Released by Jones Lang LaSalle (JLL), the inaugural High-Technology Industry Report provides an overview of the impact high-tech growth is having on office space supply, demand and pricing conditions by looking at 18 U.S. markets.

The rapid growth in the high-tech sector can be attributed to "a combination of consumers' unquenched demand for new technology, and businesses' application of new technologies, such as cloud computing," explains the report.

Highlights of the document include:

  • High-tech strength is impacting office markets across the country with San Francisco, Silicon Valley and newcomer Baltimore experiencing the strongest growth. NewYork City and Seattle round out the top five strongest high-tech markets. (In particular, Baltimore is "hot" due to the influx of high-tech tenants moving there to serve the federal government via the Defense Information Systems Agency at Fort Meade.)

  • The high-tech growth cycle seems to be in the early stages, with lots of "running room ahead for more hiring." Data indicates this cycle is vastly different from the tech boom of the late 1990s.

  • Of the over half million office-using jobs created nationally since February 2010, 127,000 jobs of them (25 percent) were in high-tech services; a fact illustrating the high-tech sector's rapid growth rate.

  • Over the past four quarters, high-tech has made up 50 percent of total venture capital funding.
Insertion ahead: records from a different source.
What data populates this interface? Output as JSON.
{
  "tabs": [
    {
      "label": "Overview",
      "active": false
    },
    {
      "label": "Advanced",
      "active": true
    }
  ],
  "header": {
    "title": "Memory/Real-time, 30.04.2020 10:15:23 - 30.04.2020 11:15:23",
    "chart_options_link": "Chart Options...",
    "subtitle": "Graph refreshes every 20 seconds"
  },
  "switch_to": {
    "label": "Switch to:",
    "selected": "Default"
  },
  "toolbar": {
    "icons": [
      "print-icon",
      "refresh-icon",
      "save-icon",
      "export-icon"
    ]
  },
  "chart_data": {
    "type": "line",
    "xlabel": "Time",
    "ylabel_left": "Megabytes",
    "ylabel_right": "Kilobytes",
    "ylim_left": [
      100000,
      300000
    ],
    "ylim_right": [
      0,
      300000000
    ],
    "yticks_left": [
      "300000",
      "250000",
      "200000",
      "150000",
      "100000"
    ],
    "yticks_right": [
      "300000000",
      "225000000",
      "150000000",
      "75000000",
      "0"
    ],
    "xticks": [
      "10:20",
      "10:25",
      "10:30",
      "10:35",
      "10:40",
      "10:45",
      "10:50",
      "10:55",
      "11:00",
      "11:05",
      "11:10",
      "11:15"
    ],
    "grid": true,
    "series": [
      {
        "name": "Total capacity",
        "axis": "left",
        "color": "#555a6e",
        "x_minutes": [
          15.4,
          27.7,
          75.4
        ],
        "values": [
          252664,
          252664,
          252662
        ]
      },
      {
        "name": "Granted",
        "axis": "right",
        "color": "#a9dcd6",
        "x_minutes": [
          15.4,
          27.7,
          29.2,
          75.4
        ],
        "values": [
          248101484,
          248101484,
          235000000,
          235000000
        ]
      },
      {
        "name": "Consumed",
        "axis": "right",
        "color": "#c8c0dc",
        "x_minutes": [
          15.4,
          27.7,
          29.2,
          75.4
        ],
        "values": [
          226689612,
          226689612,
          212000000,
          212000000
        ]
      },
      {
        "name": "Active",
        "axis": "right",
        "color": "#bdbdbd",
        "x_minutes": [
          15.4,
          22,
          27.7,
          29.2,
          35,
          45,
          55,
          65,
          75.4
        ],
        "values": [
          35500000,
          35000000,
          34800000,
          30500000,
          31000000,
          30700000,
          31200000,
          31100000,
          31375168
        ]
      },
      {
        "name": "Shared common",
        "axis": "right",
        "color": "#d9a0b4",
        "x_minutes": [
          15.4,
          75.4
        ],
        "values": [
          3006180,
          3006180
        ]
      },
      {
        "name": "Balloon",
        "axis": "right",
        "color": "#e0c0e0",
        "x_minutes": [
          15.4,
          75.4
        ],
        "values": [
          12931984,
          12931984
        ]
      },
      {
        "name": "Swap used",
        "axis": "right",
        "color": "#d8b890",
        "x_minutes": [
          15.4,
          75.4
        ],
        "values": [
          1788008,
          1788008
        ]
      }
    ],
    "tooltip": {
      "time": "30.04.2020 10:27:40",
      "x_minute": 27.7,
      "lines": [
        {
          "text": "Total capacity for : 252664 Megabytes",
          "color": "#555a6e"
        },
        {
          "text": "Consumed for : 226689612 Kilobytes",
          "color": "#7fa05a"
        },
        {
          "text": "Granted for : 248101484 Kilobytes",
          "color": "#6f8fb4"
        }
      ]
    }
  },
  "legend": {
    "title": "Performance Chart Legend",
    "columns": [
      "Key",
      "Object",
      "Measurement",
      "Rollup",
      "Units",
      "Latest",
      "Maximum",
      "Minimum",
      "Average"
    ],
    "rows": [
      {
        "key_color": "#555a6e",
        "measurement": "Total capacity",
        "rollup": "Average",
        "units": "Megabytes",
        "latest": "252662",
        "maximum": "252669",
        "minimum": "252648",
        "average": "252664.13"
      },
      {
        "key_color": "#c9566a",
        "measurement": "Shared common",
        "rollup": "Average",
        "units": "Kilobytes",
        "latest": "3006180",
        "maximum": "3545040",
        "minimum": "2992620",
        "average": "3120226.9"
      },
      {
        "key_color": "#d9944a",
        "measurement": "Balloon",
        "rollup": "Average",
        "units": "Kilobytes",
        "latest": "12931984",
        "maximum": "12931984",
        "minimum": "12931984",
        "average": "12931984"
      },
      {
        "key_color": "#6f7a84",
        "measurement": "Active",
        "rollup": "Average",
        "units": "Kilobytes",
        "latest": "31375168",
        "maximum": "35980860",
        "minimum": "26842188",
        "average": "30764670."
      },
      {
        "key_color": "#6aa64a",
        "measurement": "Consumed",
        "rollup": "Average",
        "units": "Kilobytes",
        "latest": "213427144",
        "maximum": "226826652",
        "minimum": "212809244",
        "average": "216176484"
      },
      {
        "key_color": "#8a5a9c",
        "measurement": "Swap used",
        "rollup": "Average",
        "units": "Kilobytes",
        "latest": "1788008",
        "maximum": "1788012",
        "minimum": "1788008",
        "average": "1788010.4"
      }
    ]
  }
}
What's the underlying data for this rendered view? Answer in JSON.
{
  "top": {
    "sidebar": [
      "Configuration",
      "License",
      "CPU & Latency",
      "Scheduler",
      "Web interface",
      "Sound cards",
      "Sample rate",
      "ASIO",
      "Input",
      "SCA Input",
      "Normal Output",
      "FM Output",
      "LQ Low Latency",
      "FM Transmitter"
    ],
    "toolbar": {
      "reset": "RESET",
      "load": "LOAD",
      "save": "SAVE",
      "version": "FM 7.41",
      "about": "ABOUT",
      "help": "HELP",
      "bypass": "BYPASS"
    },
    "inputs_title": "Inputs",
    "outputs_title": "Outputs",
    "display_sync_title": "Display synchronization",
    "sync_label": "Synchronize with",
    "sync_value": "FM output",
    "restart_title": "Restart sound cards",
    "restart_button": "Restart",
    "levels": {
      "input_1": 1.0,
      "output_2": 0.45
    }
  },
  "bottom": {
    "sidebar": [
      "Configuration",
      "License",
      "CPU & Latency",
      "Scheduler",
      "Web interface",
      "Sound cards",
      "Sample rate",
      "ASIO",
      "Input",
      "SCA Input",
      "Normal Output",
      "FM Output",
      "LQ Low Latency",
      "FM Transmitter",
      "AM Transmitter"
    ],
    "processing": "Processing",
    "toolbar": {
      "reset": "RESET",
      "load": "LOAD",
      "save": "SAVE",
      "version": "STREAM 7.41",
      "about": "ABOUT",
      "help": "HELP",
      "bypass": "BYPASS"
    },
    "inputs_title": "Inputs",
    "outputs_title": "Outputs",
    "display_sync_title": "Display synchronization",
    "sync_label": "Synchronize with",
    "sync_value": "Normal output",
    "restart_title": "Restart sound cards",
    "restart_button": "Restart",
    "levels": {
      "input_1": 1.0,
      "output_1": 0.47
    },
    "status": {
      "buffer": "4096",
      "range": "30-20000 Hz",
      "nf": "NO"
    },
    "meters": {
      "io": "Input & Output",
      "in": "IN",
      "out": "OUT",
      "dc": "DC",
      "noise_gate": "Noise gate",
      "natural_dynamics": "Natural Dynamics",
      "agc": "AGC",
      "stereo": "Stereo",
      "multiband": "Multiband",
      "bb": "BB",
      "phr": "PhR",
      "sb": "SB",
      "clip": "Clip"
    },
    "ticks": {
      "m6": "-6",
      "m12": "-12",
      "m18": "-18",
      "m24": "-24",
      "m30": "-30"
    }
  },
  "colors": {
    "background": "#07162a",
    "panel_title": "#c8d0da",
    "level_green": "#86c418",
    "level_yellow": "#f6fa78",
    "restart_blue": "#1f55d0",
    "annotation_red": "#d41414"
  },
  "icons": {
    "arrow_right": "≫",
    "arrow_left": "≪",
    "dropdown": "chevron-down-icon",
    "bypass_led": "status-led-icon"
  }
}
Biotechnology and medical devices combined comprise 25 percent.

  • A national office market recovery is underway with established high-tech clusters substantially outperforming other areas of the office sector by recording strong rent growth, the highest net absorption levels, and diminished space availabilities.

"Consumer demand for gadgets, apps and new forms of media, coupled with businesses' technological needs, are what's driving high-tech employment," says Colin Yasukochi, JLL's director of research, NW Region. "Employment in the high-tech sector is a bright spot in an otherwise gray economic picture. "

The JLL report also found that "rising venture capital and initial public offering (IPO) activity is fueling key rapid evolution and growth segments of the high-tech industry." Moreover, the services sector (excludes manufacturing aspects of the high-tech industry) has the greatest direct impact on office space demand--and is growing even faster at 5.9 percent.

Looking forward, "tenants could face a period of significantly decreased leverage by the late 2013/early 2014 timeframe should the current economic recovery regain strength and broaden to include more industries important to office demand creation," predicts the report.